Enjoy the play offs!
JJ


----------



## fishbowl365 (Mar 9, 2005)

fantabulous!


----------



## CHUM STAIN (Sep 2, 2009)

*WOW!*

One of the most beautiful things I have ever seen! What kind of seasonoing is that on top?


----------



## Techsas Jim (Mar 9, 2010)

Thanks guys. The seasoning is a beef rub that I ordered from an online shop. Lots of flavor with limited salt, which I prefer because then I can control how to finish it off.

Trying to figure out how I'm going to do the NY strips tonight with all this rain, guess I'll have to improvise the grill location.


----------



## CHUM STAIN (Sep 2, 2009)

*GOOD EATS!*

Was this done on the grill? i have never cooked nor had a flat iron steak, but it looks amazing. I would love to mimic this recipe for my wife. Is there anymore info you could give me on how you prepared it/cooked it?


----------



## kweber (Sep 20, 2005)

we have a piece of 1in thick steel laying around here somewhere... 
what's yer method?


----------



## Techsas Jim (Mar 9, 2010)

Yep, it was done on the grill. Got the coals really hot and close to the grate, seared it for 3min per side, then moved it off to the 'cool' side of the grill for another couple minutes to finish it off.

The rub is here: http://www.worldspice.com/blends/0346bar-hbeefrub.shtml This place has some amazing spices and seasonings. My wife's favorite meal that I do is grilled flounder using their "fin and feather" seasoning.

If you haven't tried a flat iron before give it a go. I have turned a lot of people on to it over the years for several reasons: it's cheap, it's hard to screw up and takes seasoning/marinade very well.

Thanks again!
JJ


----------



## Too Tall (May 21, 2004)

Tried one tonight. It was very good. Thanks for the tip.


----------



## Farmer Jim (May 21, 2004)

Flat Irons are going up in price rapidly as folks are discovering the cut. It has been around a long time, but butchers/meat packers only discovered a few years ago that they could cut the membrane off the bottom and have a cut that would rival a rib-eye. It was a pretty closely held secret for a while, but the cat is out of the bag now. For now it is still a little cheaper than rib-eyes, strips or T-bones, but I doubt it will stay that way much longer.


----------



## NaClH2O (May 25, 2004)

I have a flat iron marinating for a trip to the grill tonight. They are good, that's for sure.


----------



## porkchoplc (Aug 12, 2009)

do you guys typically marinate in a liquid or a dry rub?


----------



## Bily Lovec (Sep 26, 2005)

flat iron info
http://en.wikipedia.org/wiki/Flat_iron_steak

personally, Im a Picanha man but flat irons are awesome when its just me


----------



## Techsas Jim (Mar 9, 2010)

porkchoplc said:


> do you guys typically marinate in a liquid or a dry rub?
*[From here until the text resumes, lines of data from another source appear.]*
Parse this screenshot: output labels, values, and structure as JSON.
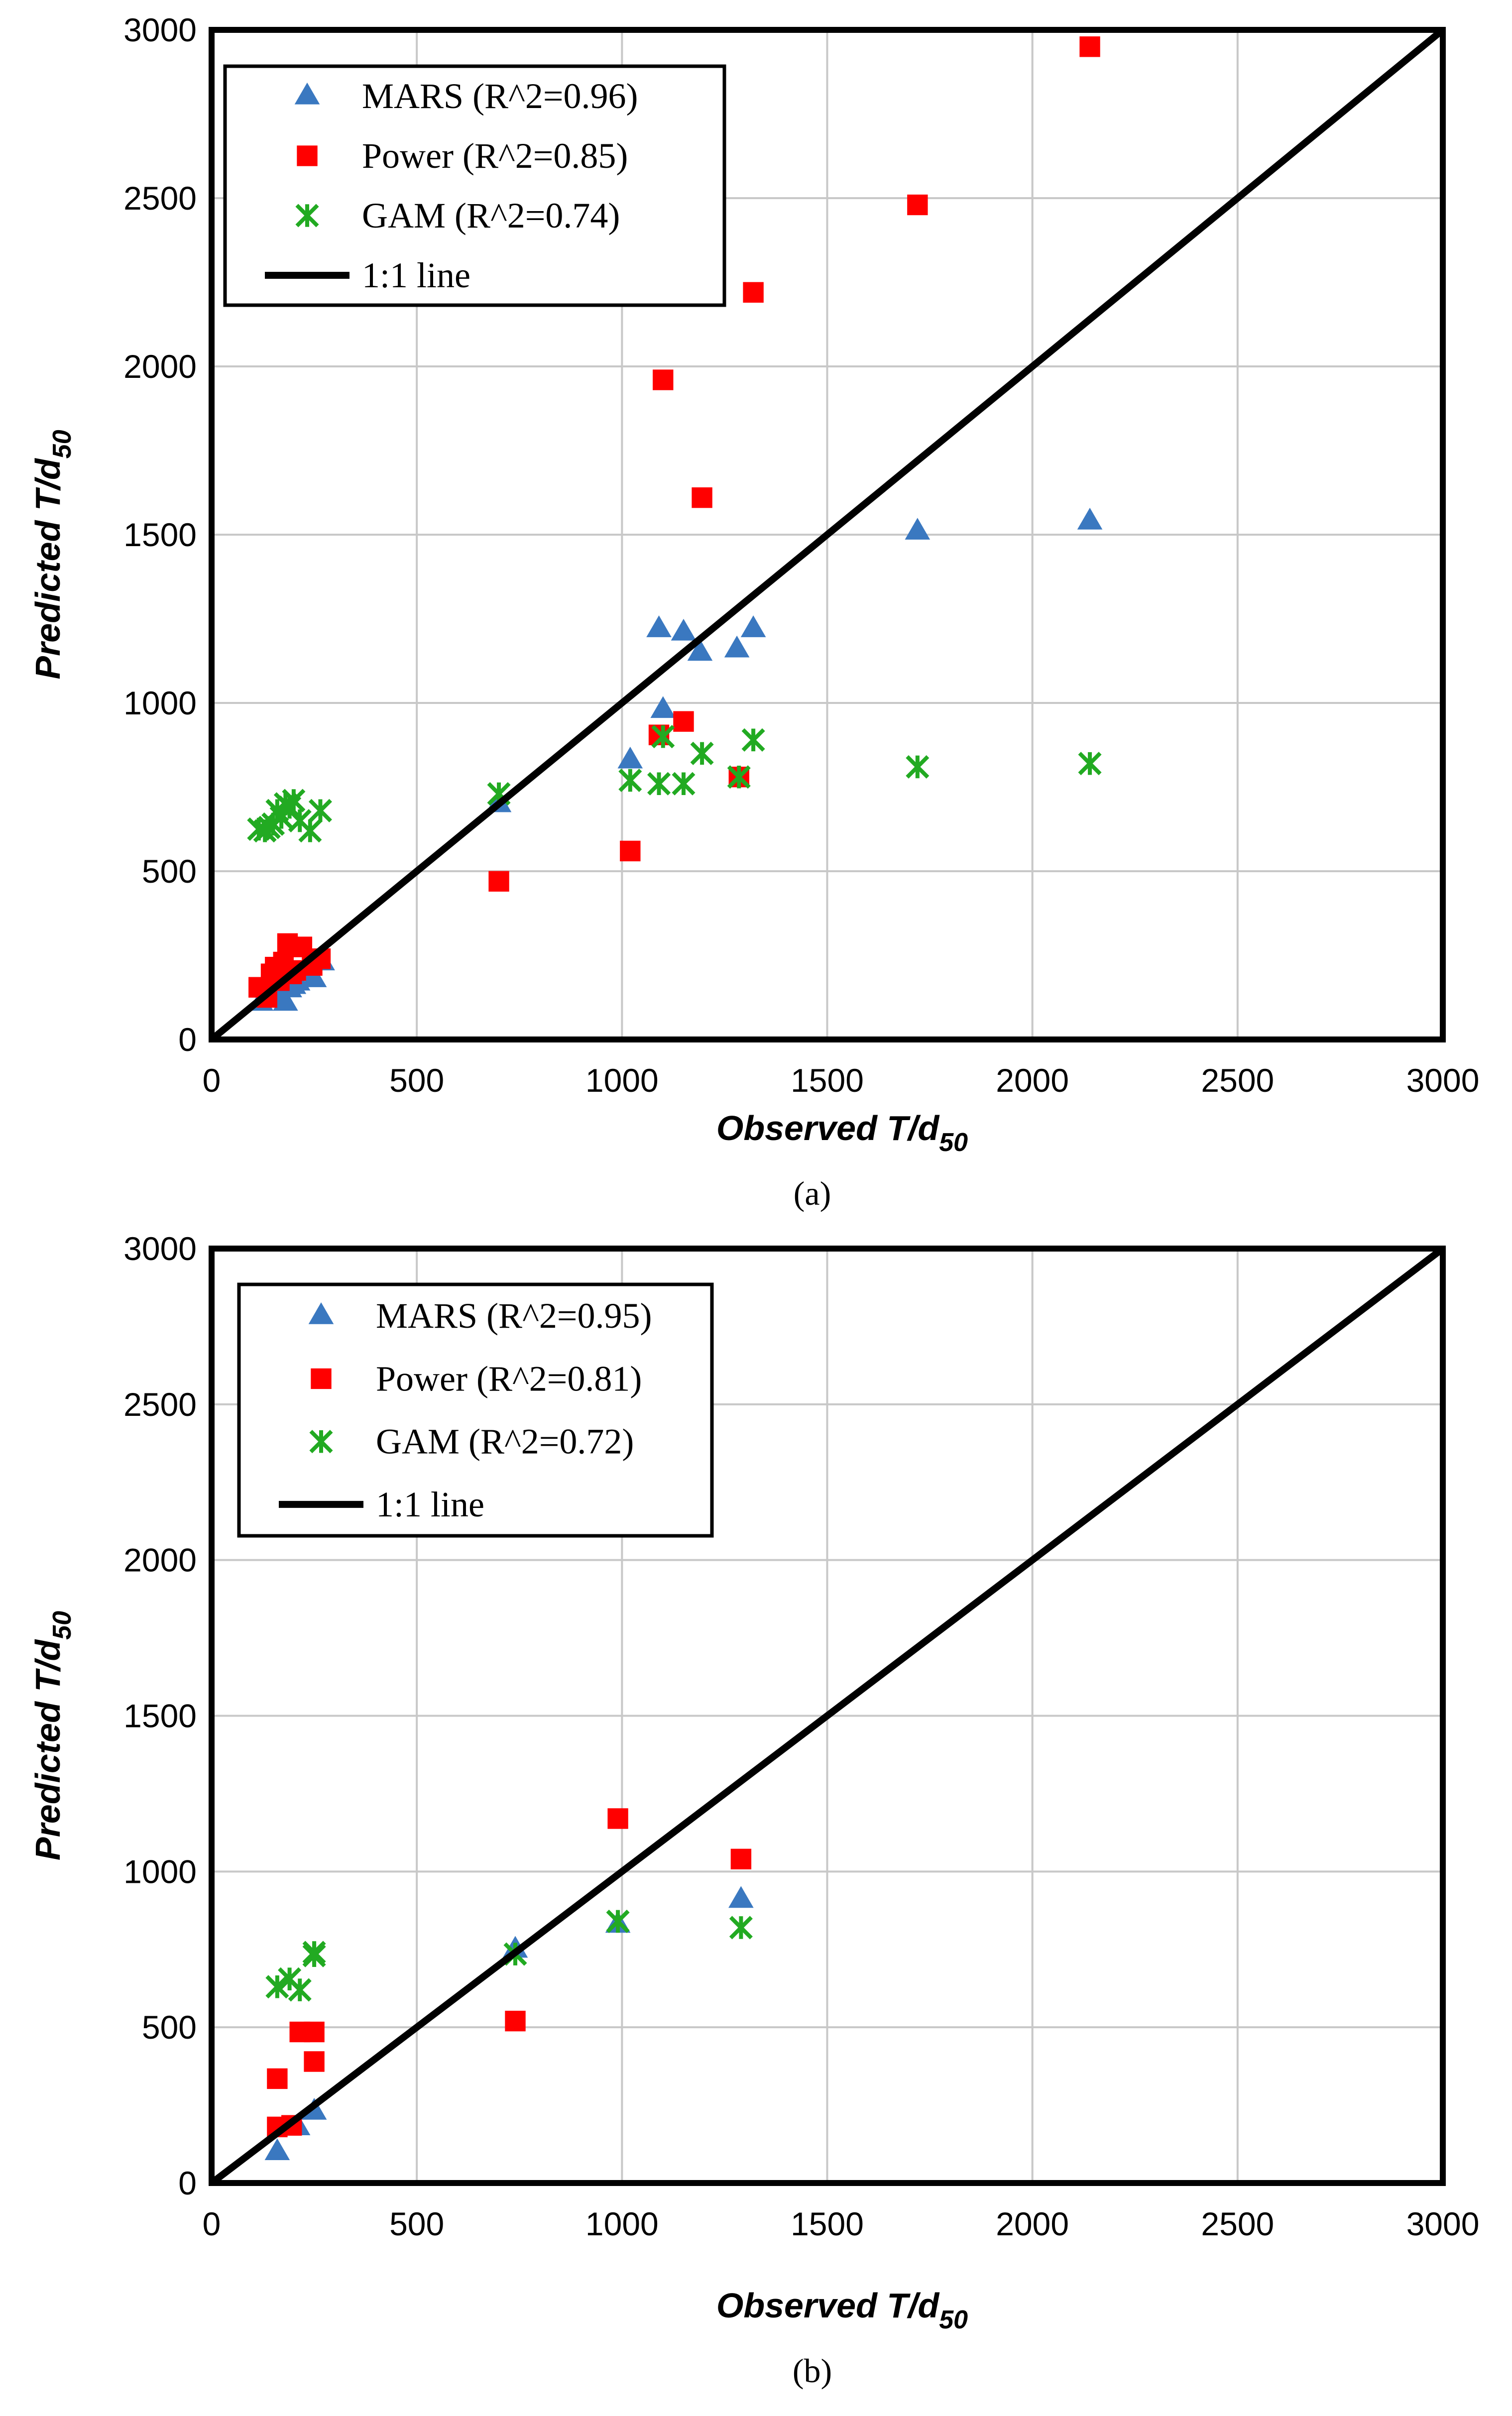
{
  "chart_data": [
    {
      "type": "scatter",
      "caption": "(a)",
      "xlabel": "Observed T/d",
      "xlabel_sub": "50",
      "ylabel": "Predicted T/d",
      "ylabel_sub": "50",
      "xlim": [
        0,
        3000
      ],
      "ylim": [
        0,
        3000
      ],
      "xticks": [
        0,
        500,
        1000,
        1500,
        2000,
        2500,
        3000
      ],
      "yticks": [
        0,
        500,
        1000,
        1500,
        2000,
        2500,
        3000
      ],
      "grid": true,
      "legend_position": "top-left",
      "reference_line": {
        "name": "1:1 line",
        "from": [
          0,
          0
        ],
        "to": [
          3000,
          3000
        ],
        "color": "#000000"
      },
      "series": [
        {
          "name": "MARS (R^2=0.96)",
          "marker": "triangle",
          "color": "#3a78c0",
          "points": [
            [
              120,
              110
            ],
            [
              140,
              120
            ],
            [
              150,
              130
            ],
            [
              160,
              140
            ],
            [
              170,
              120
            ],
            [
              180,
              110
            ],
            [
              190,
              150
            ],
            [
              200,
              160
            ],
            [
              210,
              170
            ],
            [
              230,
              200
            ],
            [
              250,
              180
            ],
            [
              270,
              230
            ],
            [
              700,
              700
            ],
            [
              1020,
              830
            ],
            [
              1090,
              1220
            ],
            [
              1100,
              980
            ],
            [
              1150,
              1210
            ],
            [
              1190,
              1150
            ],
            [
              1280,
              1160
            ],
            [
              1320,
              1220
            ],
            [
              1720,
              1510
            ],
            [
              2140,
              1540
            ]
          ]
        },
        {
          "name": "Power (R^2=0.85)",
          "marker": "square",
          "color": "#ff0000",
          "points": [
            [
              115,
              155
            ],
            [
              135,
              125
            ],
            [
              145,
              195
            ],
            [
              155,
              215
            ],
            [
              165,
              175
            ],
            [
              175,
              230
            ],
            [
              185,
              285
            ],
            [
              195,
              195
            ],
            [
              205,
              205
            ],
            [
              220,
              275
            ],
            [
              245,
              220
            ],
            [
              265,
              240
            ],
            [
              700,
              470
            ],
            [
              1020,
              560
            ],
            [
              1090,
              905
            ],
            [
              1100,
              1960
            ],
            [
              1150,
              945
            ],
            [
              1195,
              1610
            ],
            [
              1285,
              780
            ],
            [
              1320,
              2220
            ],
            [
              1720,
              2480
            ],
            [
              2140,
              2950
            ]
          ]
        },
        {
          "name": "GAM (R^2=0.74)",
          "marker": "asterisk",
          "color": "#22aa22",
          "points": [
            [
              115,
              625
            ],
            [
              130,
              620
            ],
            [
              140,
              630
            ],
            [
              150,
              640
            ],
            [
              160,
              680
            ],
            [
              170,
              660
            ],
            [
              180,
              700
            ],
            [
              190,
              690
            ],
            [
              200,
              710
            ],
            [
              215,
              650
            ],
            [
              240,
              620
            ],
            [
              265,
              680
            ],
            [
              700,
              730
            ],
            [
              1020,
              770
            ],
            [
              1090,
              760
            ],
            [
              1100,
              900
            ],
            [
              1150,
              760
            ],
            [
              1195,
              850
            ],
            [
              1285,
              780
            ],
            [
              1320,
              890
            ],
            [
              1720,
              810
            ],
            [
              2140,
              820
            ]
          ]
        }
      ]
    },
    {
      "type": "scatter",
      "caption": "(b)",
      "xlabel": "Observed T/d",
      "xlabel_sub": "50",
      "ylabel": "Predicted T/d",
      "ylabel_sub": "50",
      "xlim": [
        0,
        3000
      ],
      "ylim": [
        0,
        3000
      ],
      "xticks": [
        0,
        500,
        1000,
        1500,
        2000,
        2500,
        3000
      ],
      "yticks": [
        0,
        500,
        1000,
        1500,
        2000,
        2500,
        3000
      ],
      "grid": true,
      "legend_position": "top-left",
      "reference_line": {
        "name": "1:1 line",
        "from": [
          0,
          0
        ],
        "to": [
          3000,
          3000
        ],
        "color": "#000000"
      },
      "series": [
        {
          "name": "MARS (R^2=0.95)",
          "marker": "triangle",
          "color": "#3a78c0",
          "points": [
            [
              160,
              100
            ],
            [
              210,
              180
            ],
            [
              250,
              230
            ],
            [
              740,
              750
            ],
            [
              990,
              830
            ],
            [
              1290,
              910
            ]
          ]
        },
        {
          "name": "Power (R^2=0.81)",
          "marker": "square",
          "color": "#ff0000",
          "points": [
            [
              160,
              180
            ],
            [
              160,
              335
            ],
            [
              195,
              185
            ],
            [
              215,
              485
            ],
            [
              250,
              485
            ],
            [
              250,
              390
            ],
            [
              740,
              520
            ],
            [
              990,
              1170
            ],
            [
              1290,
              1040
            ]
          ]
        },
        {
          "name": "GAM (R^2=0.72)",
          "marker": "asterisk",
          "color": "#22aa22",
          "points": [
            [
              160,
              630
            ],
            [
              190,
              655
            ],
            [
              215,
              620
            ],
            [
              250,
              730
            ],
            [
              250,
              740
            ],
            [
              740,
              735
            ],
            [
              990,
              840
            ],
            [
              1290,
              820
            ]
          ]
        }
      ]
    }
  ]
}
I prefer a dry rub but it will take Stubbs beef marinade like a champ!

Personally I love to rub it fully in fresh cracked pepper and let it almost come to room temperature. About 15 minutes before I put it on the grill I will hit it with either Kosher or coarse sea salt. When I pull it off I will then apply just a bit of nice finishing sea salt.

Happy eating


----------



## Techsas Jim (Mar 9, 2010)

Farmer Jim said:


> Flat Irons are going up in price rapidly as folks are discovering the cut. It has been around a long time, but butchers/meat packers only discovered a few years ago that they could cut the membrane off the bottom and have a cut that would rival a rib-eye. It was a pretty closely held secret for a while, but the cat is out of the bag now. For now it is still a little cheaper than rib-eyes, strips or T-bones, but I doubt it will stay that way much longer.
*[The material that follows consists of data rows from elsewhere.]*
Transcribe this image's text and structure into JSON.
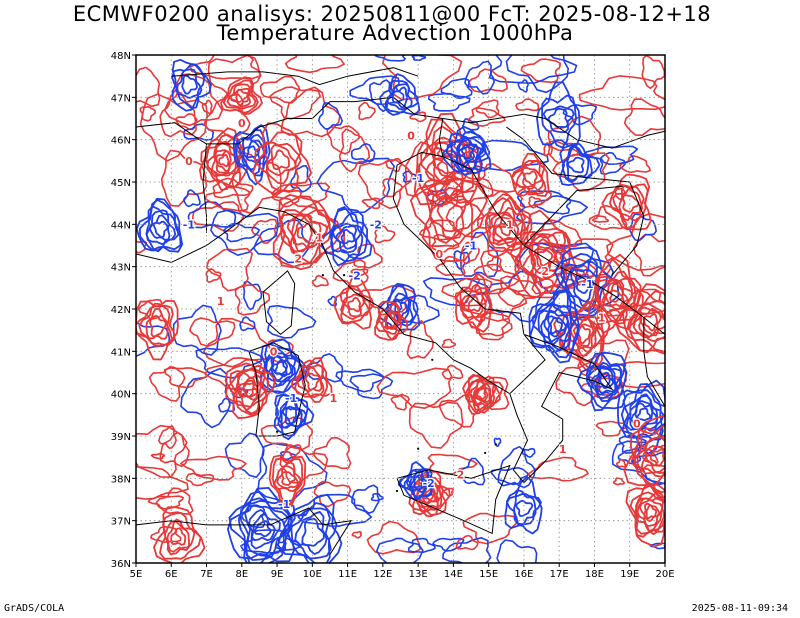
{
  "header": {
    "title_line1": "ECMWF0200 analisys: 20250811@00 FcT: 2025-08-12+18",
    "title_line2": "Temperature Advection 1000hPa"
  },
  "map": {
    "lon_labels": [
      "5E",
      "6E",
      "7E",
      "8E",
      "9E",
      "10E",
      "11E",
      "12E",
      "13E",
      "14E",
      "15E",
      "16E",
      "17E",
      "18E",
      "19E",
      "20E"
    ],
    "lat_labels": [
      "48N",
      "47N",
      "46N",
      "45N",
      "44N",
      "43N",
      "42N",
      "41N",
      "40N",
      "39N",
      "38N",
      "37N",
      "36N"
    ],
    "lon_range": [
      5,
      20
    ],
    "lat_range": [
      36,
      48
    ],
    "grid": "dotted",
    "colors": {
      "positive": "#e83838",
      "negative": "#2040e8",
      "coast": "#000000"
    },
    "contour_labels": [
      "0",
      "0",
      "0",
      "-1",
      "-1",
      "1",
      "-2",
      "2",
      "0",
      "-1",
      "1",
      "-2",
      "2",
      "-1",
      "1",
      "0",
      "-1",
      "1",
      "-2",
      "2",
      "1",
      "-1",
      "0",
      "1"
    ]
  },
  "footer": {
    "left": "GrADS/COLA",
    "right": "2025-08-11-09:34"
  }
}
I agree and have noticed them going up slightly over the past couple years especially. Hopefully it will cap out below the others you mention because it is technically a cheaper cut being shoulder. Perhaps just wishful thinking on my part.


----------



## boat_money (May 21, 2004)

bolsner's fiesta brand steak seasoning. and don't try the flat iron, you really won't like it. i'll eat the extras tho and suffer on everyone's behalf


----------



## NaClH2O (May 25, 2004)

porkchoplc said:


> do you guys typically marinate in a liquid or a dry rub?


For steak, I typically season them when I take them out of the fridge to come up to room temperature. The same holds true for the flat iron steaks I've cooked in the past. This time, though, I marinated it overnight in Stubb's Beef Marinade. I cooked it to a perfect medium and it came out as tender and juicy as any steak I've ever had. In other words, it was great. I think I've found my new way to season them. I'll still stick to a dry seasoning for other steaks, though.


----------



## Haute Pursuit (Jun 26, 2006)

We have been using flat iron's to make fajita taco's for quite awhile.


----------



## porkchoplc (Aug 12, 2009)

So mostly just salt and pepper is what everyone uses? I typically throw some minced garlic on mine...not too much though.


----------